IBM is understandably sensitive to criticism that its hiring spree in India could ratchet up the outsourcing debate at a time when US unemployment is stuck at 7.9 percent.
“There’s little that is surprising about this data. It has been widely expected over the past year or two that IBM’s India workforce was on track to exceed its U.S. workforce,” said Computerworld.
“Crossing such a threshold is a symbolic shift more than anything else — a globalization footnote. With a global workforce of 4,30,000, less than a fourth of IBM’s employees are in the US,” added the US magazine.
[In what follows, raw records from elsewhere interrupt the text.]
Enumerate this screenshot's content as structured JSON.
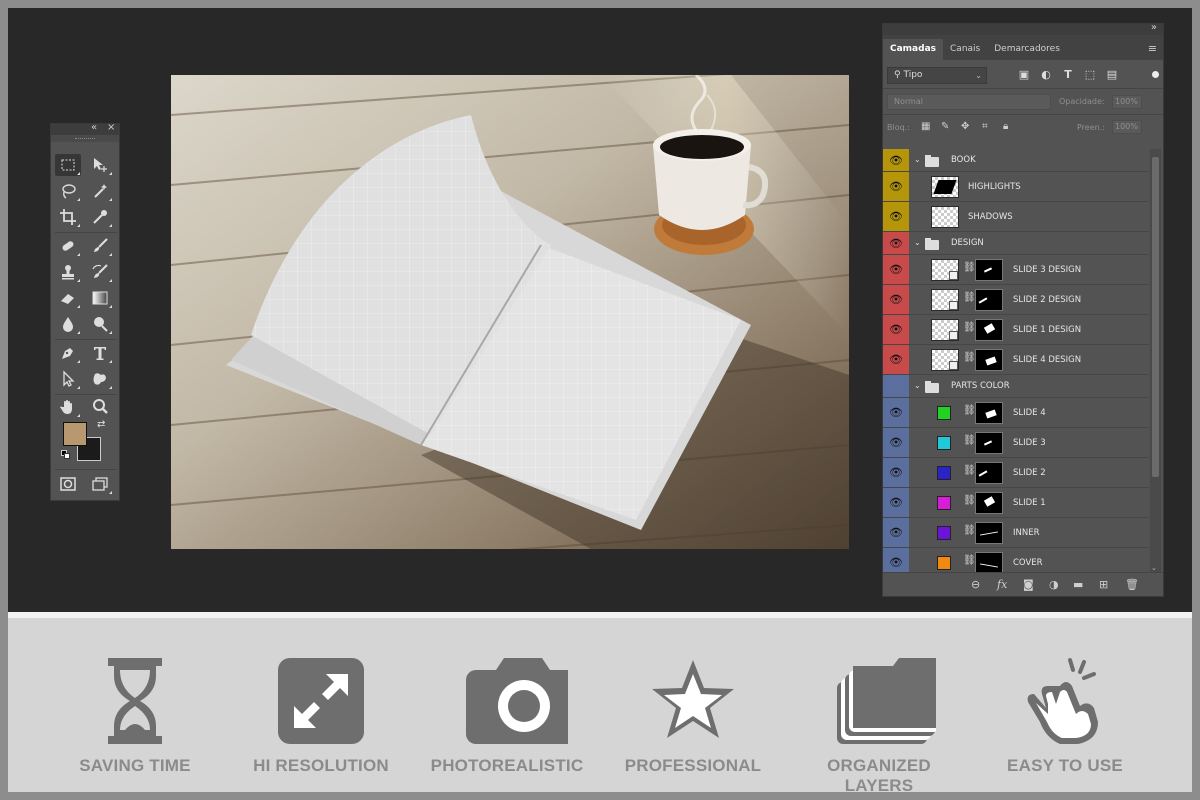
{
  "layers_panel": {
    "tabs": [
      {
        "label": "Camadas",
        "active": true
      },
      {
        "label": "Canais",
        "active": false
      },
      {
        "label": "Demarcadores",
        "active": false
      }
    ],
    "kind_filter": "Tipo",
    "blend_mode": "Normal",
    "opacity_label": "Opacidade:",
    "opacity_value": "100%",
    "lock_label": "Bloq.:",
    "fill_label": "Preen.:",
    "fill_value": "100%",
    "layers": [
      {
        "name": "BOOK",
        "type": "group",
        "visible": true,
        "tag_color": "#b5960a"
      },
      {
        "name": "HIGHLIGHTS",
        "type": "layer",
        "visible": true,
        "tag_color": "#b5960a"
      },
      {
        "name": "SHADOWS",
        "type": "layer",
        "visible": true,
        "tag_color": "#b5960a"
      },
      {
        "name": "DESIGN",
        "type": "group",
        "visible": true,
        "tag_color": "#c84a4a"
      },
      {
        "name": "SLIDE 3 DESIGN",
        "type": "smart",
        "visible": true,
        "tag_color": "#c84a4a"
      },
      {
        "name": "SLIDE 2 DESIGN",
        "type": "smart",
        "visible": true,
        "tag_color": "#c84a4a"
      },
      {
        "name": "SLIDE 1 DESIGN",
        "type": "smart",
        "visible": true,
        "tag_color": "#c84a4a"
      },
      {
        "name": "SLIDE 4 DESIGN",
        "type": "smart",
        "visible": true,
        "tag_color": "#c84a4a"
      },
      {
        "name": "PARTS COLOR",
        "type": "group",
        "visible": false,
        "tag_color": "#5b6f9f"
      },
      {
        "name": "SLIDE 4",
        "type": "color",
        "visible": true,
        "tag_color": "#5b6f9f",
        "fill": "#22d122"
      },
      {
        "name": "SLIDE 3",
        "type": "color",
        "visible": true,
        "tag_color": "#5b6f9f",
        "fill": "#22c8d8"
      },
      {
        "name": "SLIDE 2",
        "type": "color",
        "visible": true,
        "tag_color": "#5b6f9f",
        "fill": "#2c22c8"
      },
      {
        "name": "SLIDE 1",
        "type": "color",
        "visible": true,
        "tag_color": "#5b6f9f",
        "fill": "#d61ed6"
      },
      {
        "name": "INNER",
        "type": "color",
        "visible": true,
        "tag_color": "#5b6f9f",
        "fill": "#6a14d6"
      },
      {
        "name": "COVER",
        "type": "color",
        "visible": true,
        "tag_color": "#5b6f9f",
        "fill": "#f08a10"
      }
    ]
  },
  "tools_panel": {
    "foreground_color": "#b8986e",
    "background_color": "#1b1b1b",
    "tools": [
      "marquee-tool",
      "move-tool",
      "lasso-tool",
      "magic-wand-tool",
      "crop-tool",
      "eyedropper-tool",
      "healing-tool",
      "brush-tool",
      "stamp-tool",
      "history-brush-tool",
      "eraser-tool",
      "gradient-tool",
      "blur-tool",
      "dodge-tool",
      "pen-tool",
      "type-tool",
      "path-selection-tool",
      "shape-tool",
      "hand-tool",
      "zoom-tool"
    ]
  },
  "features": [
    {
      "label": "SAVING TIME",
      "icon": "hourglass-icon"
    },
    {
      "label": "HI RESOLUTION",
      "icon": "expand-arrows-icon"
    },
    {
      "label": "PHOTOREALISTIC",
      "icon": "camera-icon"
    },
    {
      "label": "PROFESSIONAL",
      "icon": "star-icon"
    },
    {
      "label": "ORGANIZED LAYERS",
      "icon": "layers-folder-icon"
    },
    {
      "label": "EASY TO USE",
      "icon": "pointing-hand-icon"
    }
  ],
  "colors": {
    "workspace": "#282828",
    "panel": "#535353",
    "feature_label": "#8b8b8b",
    "feature_bar": "#d5d5d5"
  }
}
The last time that IBM made a public statement about its US workforce was in Congressional testimony in the fall of 2009 (here), when it put its US workforce at 105,000. It was at 121,000 at the end of 2007, and more in previous years. For the record, IBM no longer reports where its employees are located.
IBM in recent years has been known for using acquisitions in products such as cloud computing, analytics and consulting services to spark growth and improve profitability in a huge, mature company. IBM, which has an overall successful mix of products, is the company that others like Hewlett Packard secretly want to be, one where high-margin service and software businesses support big but slow-growing hardware divisions.
IBM’s rapid acquisitions will continue to hold the key to its growth strategy at least through 2015. But the firm’s growth also hinges on its winning formula to have large numbers of engineers and employees working in India or other low-cost countries, a thinning layer of highly compensated employees close to their clients, and factory like business processes. India is a crucial cog in the machine at IBM, which now runs large software programming and BPO operations in India.
According to the internal IBM document, the average annual wages for all IBM workers in India was at around $17,000. Although this is much lower than what American IT workers make, it is in synch with better IT wages in India.
In 2009, IBM created a buzz by launching a program called “Project Match” to help laid-off American and Canadian workers find jobs in India, China and other low-wage countries where it is still hiring (more here). American workers who leapt at the vacancies across the Atlantic had to move for local wages instead of generous expat salaries. Big Blue’s “Project Match” initiative signalled the flattening of the world. But predictably, it didn’t go down well with the unions.
“We hear a lot of talk about companies’ offshoring and shifting work, but this is the first time I’ve seen a company encourage employees to offshore themselves,” Lee Conrad, national coordinator for Alliance@IBM, had quipped.
IBM last year reported its full year Americas’ revenues at nearly $45 billion, and total revenues at nearly $107 billion.